Late in his life, T.S. Eliot had long come to terms with the fact that he would never compose a poem as great as “The Wasteland” and so he settled for writing a string of plays with middle class themes. Lee, similarly, was content in knowing that she didn’t have another great novel in her. By the early 2000s, with many of her New York friends now passed or in increasingly failing health, Lee moved back to Monroeville, where she lived in an assisted nursing home. In 2011, she told an Australian reporter why she never published after the great success of her first novel: “Two reasons: one, I wouldn’t go through the pressure and publicity I went through with To Kill a Mockingbird for any amount of money. Second, I have said what I wanted to say, and I will not say it again.”
It was true enough. Lee’s prose narrative, as Capote might have described it, was “as clear as a country stream.” She had something to say and she said it well. In February 2016, Lee died in Monroeville at age 90.

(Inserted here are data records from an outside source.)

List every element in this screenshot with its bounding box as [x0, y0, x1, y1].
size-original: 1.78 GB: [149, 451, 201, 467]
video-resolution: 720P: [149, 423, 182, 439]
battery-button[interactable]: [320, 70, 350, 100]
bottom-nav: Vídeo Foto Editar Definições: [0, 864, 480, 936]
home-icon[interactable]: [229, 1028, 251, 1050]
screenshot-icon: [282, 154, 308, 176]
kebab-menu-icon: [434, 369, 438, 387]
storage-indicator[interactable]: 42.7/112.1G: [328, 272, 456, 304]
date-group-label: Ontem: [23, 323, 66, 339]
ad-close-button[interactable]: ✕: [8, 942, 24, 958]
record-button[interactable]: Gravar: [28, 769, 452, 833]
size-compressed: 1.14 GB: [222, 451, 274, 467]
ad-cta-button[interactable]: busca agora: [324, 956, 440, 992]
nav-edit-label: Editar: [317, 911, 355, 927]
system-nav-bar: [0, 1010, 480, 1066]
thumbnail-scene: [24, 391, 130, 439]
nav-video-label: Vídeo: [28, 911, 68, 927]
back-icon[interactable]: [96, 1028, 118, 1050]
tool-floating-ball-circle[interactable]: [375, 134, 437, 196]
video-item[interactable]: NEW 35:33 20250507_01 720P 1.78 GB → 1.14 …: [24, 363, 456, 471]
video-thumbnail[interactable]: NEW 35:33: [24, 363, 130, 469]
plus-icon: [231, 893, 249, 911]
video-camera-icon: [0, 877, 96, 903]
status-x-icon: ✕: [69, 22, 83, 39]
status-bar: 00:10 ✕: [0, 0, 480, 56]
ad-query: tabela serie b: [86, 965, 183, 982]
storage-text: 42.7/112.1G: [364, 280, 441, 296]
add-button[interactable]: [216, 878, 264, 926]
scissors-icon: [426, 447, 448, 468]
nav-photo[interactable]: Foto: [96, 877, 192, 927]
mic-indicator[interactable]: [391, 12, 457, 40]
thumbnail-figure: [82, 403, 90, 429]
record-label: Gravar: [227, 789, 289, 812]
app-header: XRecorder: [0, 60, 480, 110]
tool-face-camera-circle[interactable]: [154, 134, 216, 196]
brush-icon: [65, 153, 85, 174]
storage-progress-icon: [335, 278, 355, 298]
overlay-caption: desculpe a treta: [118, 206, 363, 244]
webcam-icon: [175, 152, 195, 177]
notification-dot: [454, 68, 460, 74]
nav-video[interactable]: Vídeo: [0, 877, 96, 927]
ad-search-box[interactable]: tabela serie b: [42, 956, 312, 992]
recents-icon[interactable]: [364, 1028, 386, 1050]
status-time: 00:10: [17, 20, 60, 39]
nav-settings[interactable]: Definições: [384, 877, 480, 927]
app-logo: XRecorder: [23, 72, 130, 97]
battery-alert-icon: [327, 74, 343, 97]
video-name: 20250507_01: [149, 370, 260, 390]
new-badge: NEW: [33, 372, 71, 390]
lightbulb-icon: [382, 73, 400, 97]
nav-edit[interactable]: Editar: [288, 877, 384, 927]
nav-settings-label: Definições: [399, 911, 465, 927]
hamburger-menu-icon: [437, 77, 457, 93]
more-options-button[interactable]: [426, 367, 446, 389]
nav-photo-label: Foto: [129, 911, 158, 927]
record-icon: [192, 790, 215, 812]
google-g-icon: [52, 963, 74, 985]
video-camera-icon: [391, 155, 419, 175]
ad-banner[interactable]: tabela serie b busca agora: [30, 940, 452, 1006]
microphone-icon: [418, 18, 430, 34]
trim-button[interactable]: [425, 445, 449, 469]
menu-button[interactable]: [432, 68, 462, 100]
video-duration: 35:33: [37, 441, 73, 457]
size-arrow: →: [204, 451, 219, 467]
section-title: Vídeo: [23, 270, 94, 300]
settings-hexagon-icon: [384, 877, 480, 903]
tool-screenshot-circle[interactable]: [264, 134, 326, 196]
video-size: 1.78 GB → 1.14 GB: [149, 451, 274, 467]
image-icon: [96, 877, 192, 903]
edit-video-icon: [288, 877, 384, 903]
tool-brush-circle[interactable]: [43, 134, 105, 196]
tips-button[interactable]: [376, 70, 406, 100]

Alas, controversy followed the novelist into her grave. A year before her death, Lee published Go Set A Watchman. The manuscript had preceded To Kill A Mockingbird. While the latter was set in the 1930s, the new novel was set in the 1950s. Scout, the fictional heroine of Mockingbird, is now living in New York City, starting a new life with a career and a boyfriend. When she comes home for a visit, she finds her father now portrayed as a combative attorney not willing to bend on the all-consuming segregation issue. A literary firestorm ensued over not just the novel, but whether the elderly Lee had her wits about when agreeing to publication. A state investigation answered in the affirmative, but doubts persist among friends and critics.
The novel came and went. To Kill A Mockingbird stands as Lee’s masterpiece, a beloved and readable novel of 281 pages, a tale of virtue and honor that has never stopped earning readers the world over.